(i) Multiply the numerator and denominator by \(\sqrt{3} + i\) to rationalize the denominator:

\(z = \frac{(9\sqrt{3} + 9i)(\sqrt{3} + i)}{(\sqrt{3} - i)(\sqrt{3} + i)}\)

\(= \frac{18 + 18\sqrt{3}i}{4}\)

\(= \frac{9}{2} + \frac{9}{2}\sqrt{3}i\)

Find the modulus \(r\) and argument \(\theta\):

\(r = \sqrt{\left(\frac{9}{2}\right)^2 + \left(\frac{9}{2}\sqrt{3}\right)^2} = 9\)

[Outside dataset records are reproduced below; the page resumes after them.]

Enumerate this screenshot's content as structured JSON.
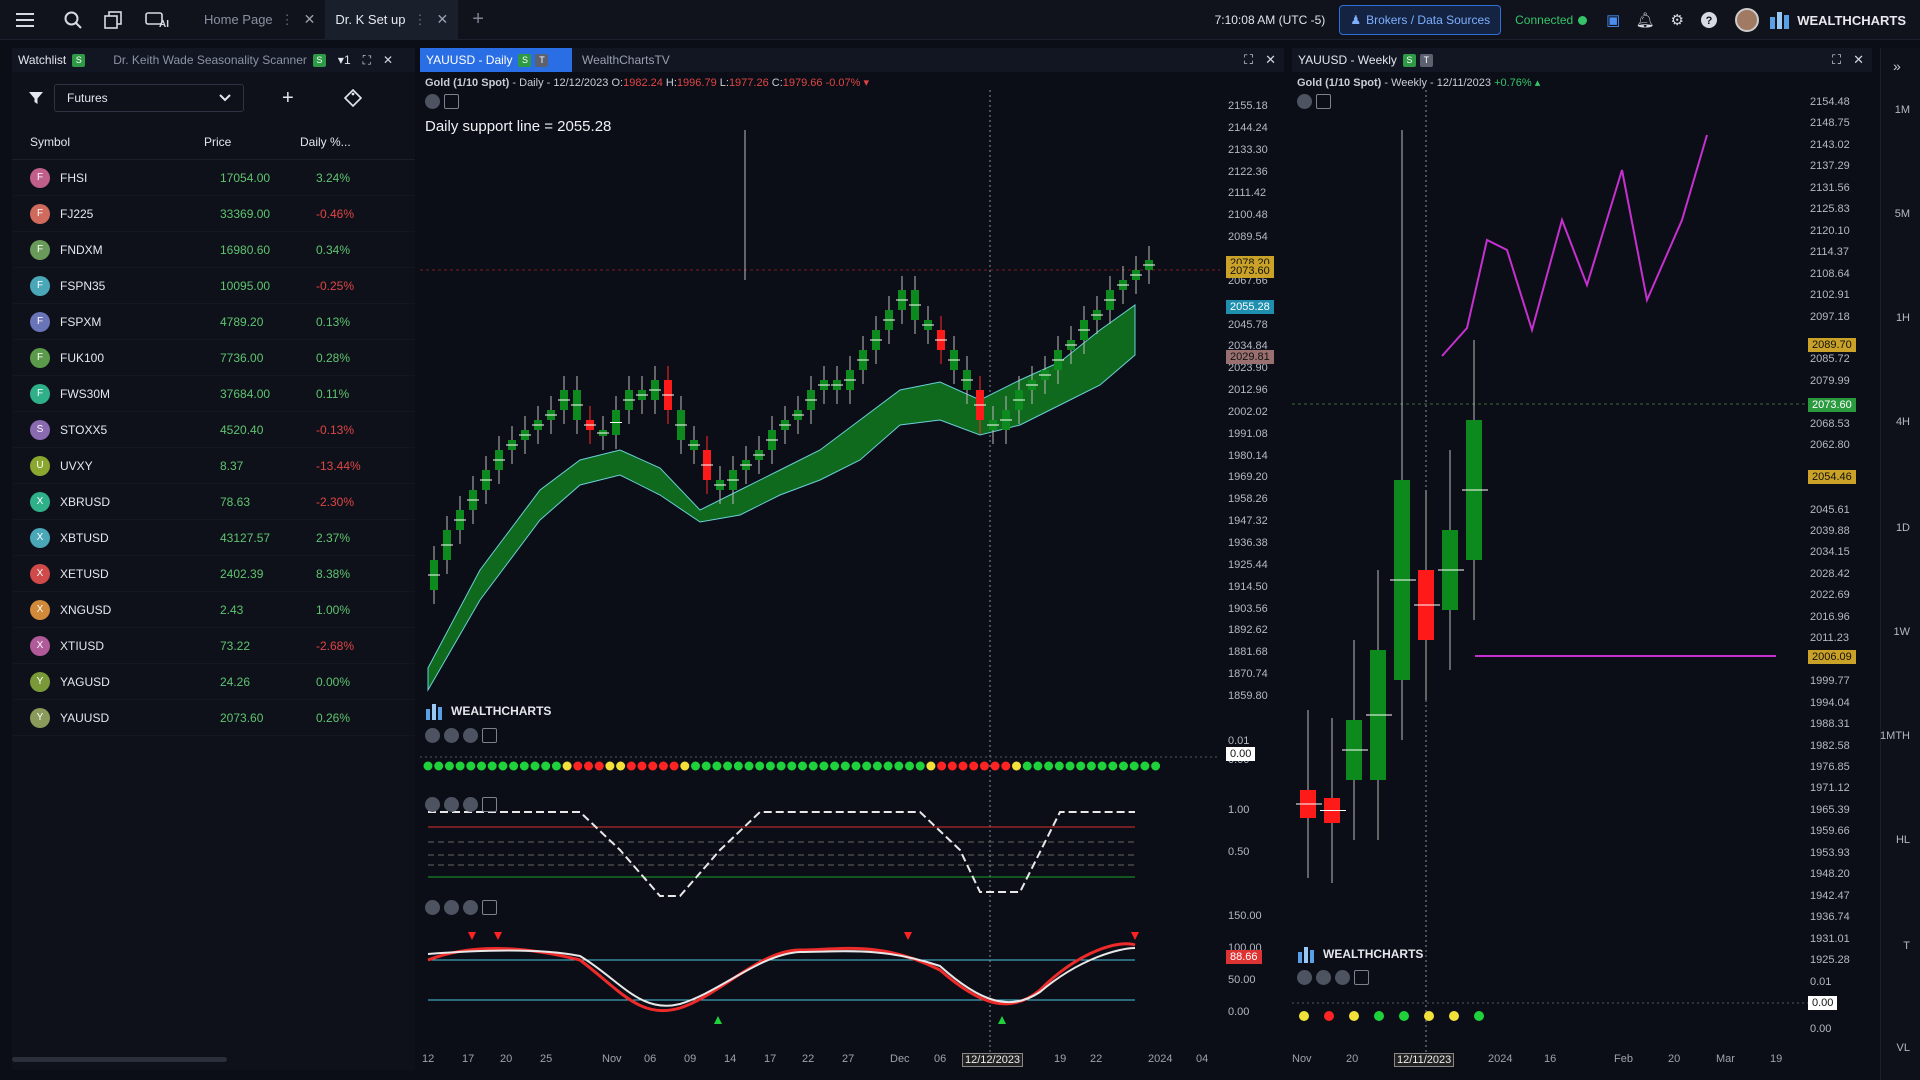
{
  "topbar": {
    "tabs": [
      {
        "label": "Home Page",
        "active": false
      },
      {
        "label": "Dr. K Set up",
        "active": true
      }
    ],
    "clock": "7:10:08 AM",
    "timezone": "(UTC -5)",
    "brokers_label": "Brokers / Data Sources",
    "status": "Connected",
    "brand": "WEALTHCHARTS",
    "ai_label": "AI"
  },
  "watchlist": {
    "tab_label": "Watchlist",
    "scanner_label": "Dr. Keith Wade Seasonality Scanner",
    "tab_count": "1",
    "filter_value": "Futures",
    "columns": {
      "symbol": "Symbol",
      "price": "Price",
      "daily": "Daily %..."
    },
    "rows": [
      {
        "letter": "F",
        "symbol": "FHSI",
        "price": "17054.00",
        "pct": "3.24%",
        "up": true,
        "color": "#c0608a"
      },
      {
        "letter": "F",
        "symbol": "FJ225",
        "price": "33369.00",
        "pct": "-0.46%",
        "up": false,
        "color": "#d06a5c"
      },
      {
        "letter": "F",
        "symbol": "FNDXM",
        "price": "16980.60",
        "pct": "0.34%",
        "up": true,
        "color": "#6a9a5a"
      },
      {
        "letter": "F",
        "symbol": "FSPN35",
        "price": "10095.00",
        "pct": "-0.25%",
        "up": false,
        "color": "#4aa7b8"
      },
      {
        "letter": "F",
        "symbol": "FSPXM",
        "price": "4789.20",
        "pct": "0.13%",
        "up": true,
        "color": "#6a74b8"
      },
      {
        "letter": "F",
        "symbol": "FUK100",
        "price": "7736.00",
        "pct": "0.28%",
        "up": true,
        "color": "#5a9a4a"
      },
      {
        "letter": "F",
        "symbol": "FWS30M",
        "price": "37684.00",
        "pct": "0.11%",
        "up": true,
        "color": "#2fb088"
      },
      {
        "letter": "S",
        "symbol": "STOXX5",
        "price": "4520.40",
        "pct": "-0.13%",
        "up": false,
        "color": "#8a6ab0"
      },
      {
        "letter": "U",
        "symbol": "UVXY",
        "price": "8.37",
        "pct": "-13.44%",
        "up": false,
        "color": "#8aa830"
      },
      {
        "letter": "X",
        "symbol": "XBRUSD",
        "price": "78.63",
        "pct": "-2.30%",
        "up": false,
        "color": "#2fb088"
      },
      {
        "letter": "X",
        "symbol": "XBTUSD",
        "price": "43127.57",
        "pct": "2.37%",
        "up": true,
        "color": "#4aa7b8"
      },
      {
        "letter": "X",
        "symbol": "XETUSD",
        "price": "2402.39",
        "pct": "8.38%",
        "up": true,
        "color": "#d04a4a"
      },
      {
        "letter": "X",
        "symbol": "XNGUSD",
        "price": "2.43",
        "pct": "1.00%",
        "up": true,
        "color": "#d08a3a"
      },
      {
        "letter": "X",
        "symbol": "XTIUSD",
        "price": "73.22",
        "pct": "-2.68%",
        "up": false,
        "color": "#b05a9a"
      },
      {
        "letter": "Y",
        "symbol": "YAGUSD",
        "price": "24.26",
        "pct": "0.00%",
        "up": true,
        "color": "#7a9a3a"
      },
      {
        "letter": "Y",
        "symbol": "YAUUSD",
        "price": "2073.60",
        "pct": "0.26%",
        "up": true,
        "color": "#8a9a5a"
      }
    ]
  },
  "daily_chart": {
    "tab_label": "YAUUSD - Daily",
    "tab2_label": "WealthChartsTV",
    "title": "Gold (1/10 Spot)",
    "timeframe": "- Daily - 12/12/2023",
    "o_label": "O:",
    "o": "1982.24",
    "h_label": "H:",
    "h": "1996.79",
    "l_label": "L:",
    "l": "1977.26",
    "c_label": "C:",
    "c": "1979.66",
    "chg": "-0.07%",
    "annotation": "Daily support line = 2055.28",
    "y_labels": [
      "2155.18",
      "2144.24",
      "2133.30",
      "2122.36",
      "2111.42",
      "2100.48",
      "2089.54",
      "2067.66",
      "2045.78",
      "2034.84",
      "2023.90",
      "2012.96",
      "2002.02",
      "1991.08",
      "1980.14",
      "1969.20",
      "1958.26",
      "1947.32",
      "1936.38",
      "1925.44",
      "1914.50",
      "1903.56",
      "1892.62",
      "1881.68",
      "1870.74",
      "1859.80"
    ],
    "tags": [
      {
        "text": "2078.20",
        "bg": "#c9a227"
      },
      {
        "text": "2073.60",
        "bg": "#c9a227"
      },
      {
        "text": "2055.28",
        "bg": "#1f8fb0"
      },
      {
        "text": "2029.81",
        "bg": "#9a6f6f"
      }
    ],
    "osc1_labels": [
      "0.01",
      "0.00"
    ],
    "osc2_labels": [
      "1.00",
      "0.50"
    ],
    "osc3_labels": [
      "150.00",
      "100.00",
      "88.66",
      "50.00",
      "0.00"
    ],
    "x_labels": [
      "12",
      "17",
      "20",
      "25",
      "Nov",
      "06",
      "09",
      "14",
      "17",
      "22",
      "27",
      "Dec",
      "06",
      "12/12/2023",
      "19",
      "22",
      "2024",
      "04"
    ],
    "watermark": "WEALTHCHARTS"
  },
  "weekly_chart": {
    "tab_label": "YAUUSD - Weekly",
    "title": "Gold (1/10 Spot)",
    "timeframe": "- Weekly - 12/11/2023",
    "chg": "+0.76%",
    "y_labels": [
      "2154.48",
      "2148.75",
      "2143.02",
      "2137.29",
      "2131.56",
      "2125.83",
      "2120.10",
      "2114.37",
      "2108.64",
      "2102.91",
      "2097.18",
      "2085.72",
      "2079.99",
      "2068.53",
      "2062.80",
      "2045.61",
      "2039.88",
      "2034.15",
      "2028.42",
      "2022.69",
      "2016.96",
      "2011.23",
      "1999.77",
      "1994.04",
      "1988.31",
      "1982.58",
      "1976.85",
      "1971.12",
      "1965.39",
      "1959.66",
      "1953.93",
      "1948.20",
      "1942.47",
      "1936.74",
      "1931.01",
      "1925.28"
    ],
    "tags": [
      {
        "text": "2089.70",
        "bg": "#c9a227"
      },
      {
        "text": "2073.60",
        "bg": "#2a9a3f"
      },
      {
        "text": "2054.46",
        "bg": "#c9a227"
      },
      {
        "text": "2006.09",
        "bg": "#c9a227"
      }
    ],
    "osc_labels": [
      "0.01",
      "0.00",
      "0.00"
    ],
    "x_labels": [
      "Nov",
      "20",
      "12/11/2023",
      "2024",
      "16",
      "Feb",
      "20",
      "Mar",
      "19"
    ],
    "watermark": "WEALTHCHARTS"
  },
  "timeframes": [
    "1M",
    "5M",
    "1H",
    "4H",
    "1D",
    "1W",
    "1MTH",
    "HL",
    "T",
    "VL"
  ]
}
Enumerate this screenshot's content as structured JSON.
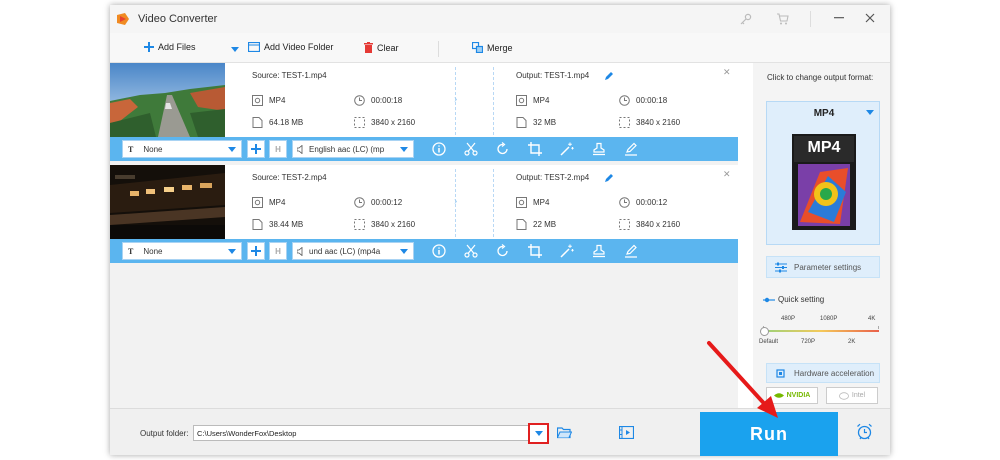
{
  "window": {
    "title": "Video Converter"
  },
  "toolbar": {
    "add_files": "Add Files",
    "add_video_folder": "Add Video Folder",
    "clear": "Clear",
    "merge": "Merge"
  },
  "items": [
    {
      "source_title": "Source: TEST-1.mp4",
      "src_format": "MP4",
      "src_duration": "00:00:18",
      "src_size": "64.18 MB",
      "src_resolution": "3840 x 2160",
      "output_title": "Output: TEST-1.mp4",
      "out_format": "MP4",
      "out_duration": "00:00:18",
      "out_size": "32 MB",
      "out_resolution": "3840 x 2160",
      "subtitle": "None",
      "audio": "English aac (LC) (mp"
    },
    {
      "source_title": "Source: TEST-2.mp4",
      "src_format": "MP4",
      "src_duration": "00:00:12",
      "src_size": "38.44 MB",
      "src_resolution": "3840 x 2160",
      "output_title": "Output: TEST-2.mp4",
      "out_format": "MP4",
      "out_duration": "00:00:12",
      "out_size": "22 MB",
      "out_resolution": "3840 x 2160",
      "subtitle": "None",
      "audio": "und aac (LC) (mp4a"
    }
  ],
  "right_panel": {
    "caption": "Click to change output format:",
    "format": "MP4",
    "format_icon_text": "MP4",
    "parameter_settings": "Parameter settings",
    "quick_setting": "Quick setting",
    "quality_top_labels": [
      "480P",
      "1080P",
      "4K"
    ],
    "quality_bottom_labels": [
      "Default",
      "720P",
      "2K"
    ],
    "hardware_acceleration": "Hardware acceleration",
    "gpu_nvidia": "NVIDIA",
    "gpu_intel": "Intel"
  },
  "bottom": {
    "output_folder_label": "Output folder:",
    "output_folder_path": "C:\\Users\\WonderFox\\Desktop",
    "run_label": "Run"
  },
  "colors": {
    "accent": "#1aa2ee",
    "strip": "#5bb5ef",
    "highlight": "#e02020"
  }
}
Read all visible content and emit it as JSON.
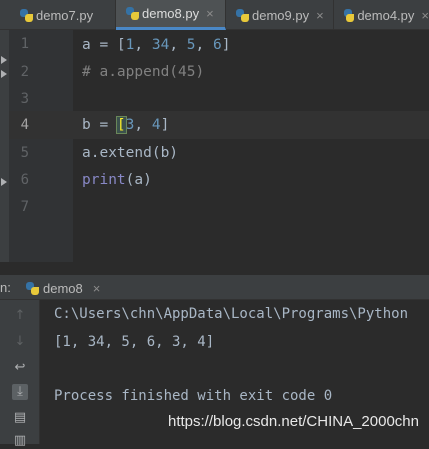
{
  "editor_tabs": [
    {
      "label": "demo7.py",
      "icon": "python-file-icon"
    },
    {
      "label": "demo8.py",
      "icon": "python-file-icon",
      "active": true
    },
    {
      "label": "demo9.py",
      "icon": "python-file-icon"
    },
    {
      "label": "demo4.py",
      "icon": "python-file-icon"
    }
  ],
  "tab_close_glyph": "×",
  "line_numbers": [
    "1",
    "2",
    "3",
    "4",
    "5",
    "6",
    "7"
  ],
  "code": {
    "l1_var": "a = [",
    "l1_n1": "1",
    "l1_sep1": ", ",
    "l1_n2": "34",
    "l1_sep2": ", ",
    "l1_n3": "5",
    "l1_sep3": ", ",
    "l1_n4": "6",
    "l1_end": "]",
    "l2_comment": "# a.append(45)",
    "l4_var": "b = ",
    "l4_open": "[",
    "l4_n1": "3",
    "l4_sep": ", ",
    "l4_n2": "4",
    "l4_close": "]",
    "l5": "a.extend(b)",
    "l6_fn": "print",
    "l6_args": "(a)"
  },
  "run_panel": {
    "prefix": "n:",
    "tab_label": "demo8",
    "console_lines": [
      "C:\\Users\\chn\\AppData\\Local\\Programs\\Python",
      "[1, 34, 5, 6, 3, 4]",
      "",
      "Process finished with exit code 0"
    ]
  },
  "toolbar_icons": [
    "up-arrow-icon",
    "down-arrow-icon",
    "soft-wrap-icon",
    "scroll-to-end-icon",
    "print-icon",
    "trash-icon"
  ],
  "watermark": "https://blog.csdn.net/CHINA_2000chn",
  "colors": {
    "background": "#2B2B2B",
    "gutter": "#313335",
    "number": "#6897BB",
    "comment": "#808080",
    "builtin": "#8888C6",
    "text": "#A9B7C6",
    "tab_underline": "#4A88C7"
  }
}
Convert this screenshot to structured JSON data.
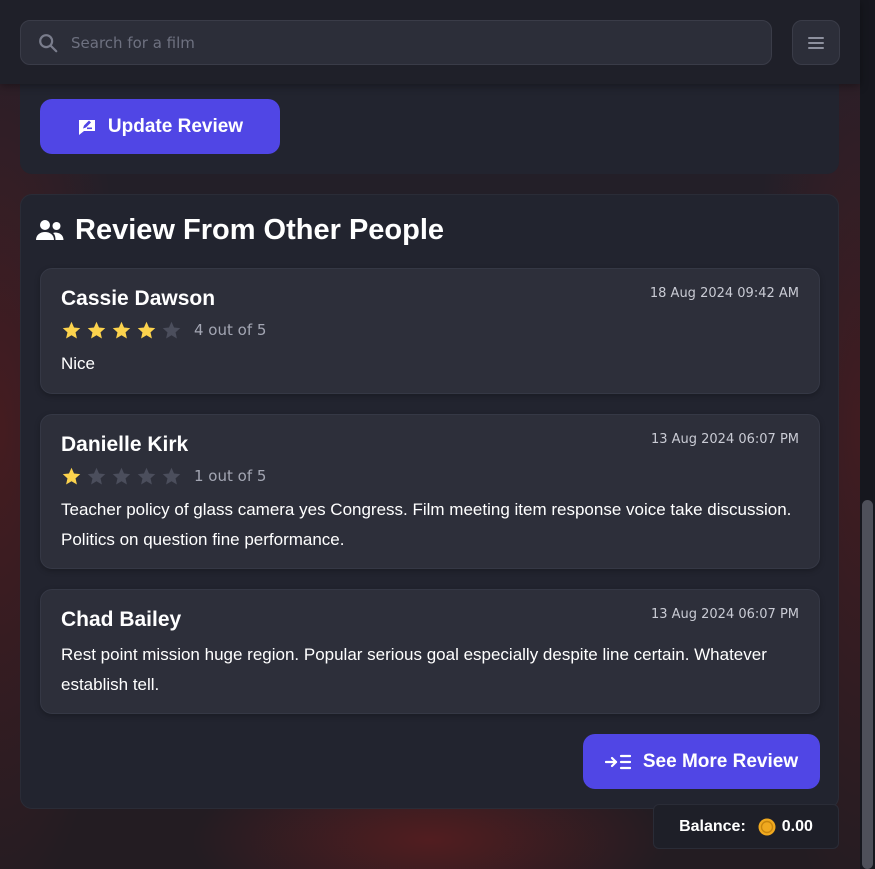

\(\theta = \arctan\left(\frac{\frac{9}{2}\sqrt{3}}{\frac{9}{2}}\right) = \frac{\pi}{3}\)

Thus, \(z = 9e^{i\frac{\pi}{3}}\).

(ii) The square roots of \(z\) are given by \(\sqrt{9}e^{i\frac{\pi}{6}}\) and \(\sqrt{9}e^{i\left(\frac{\pi}{3} - \pi\right)}\).

\(= 3e^{i\frac{\pi}{6}}\) and \(3e^{-i\frac{5\pi}{6}}\).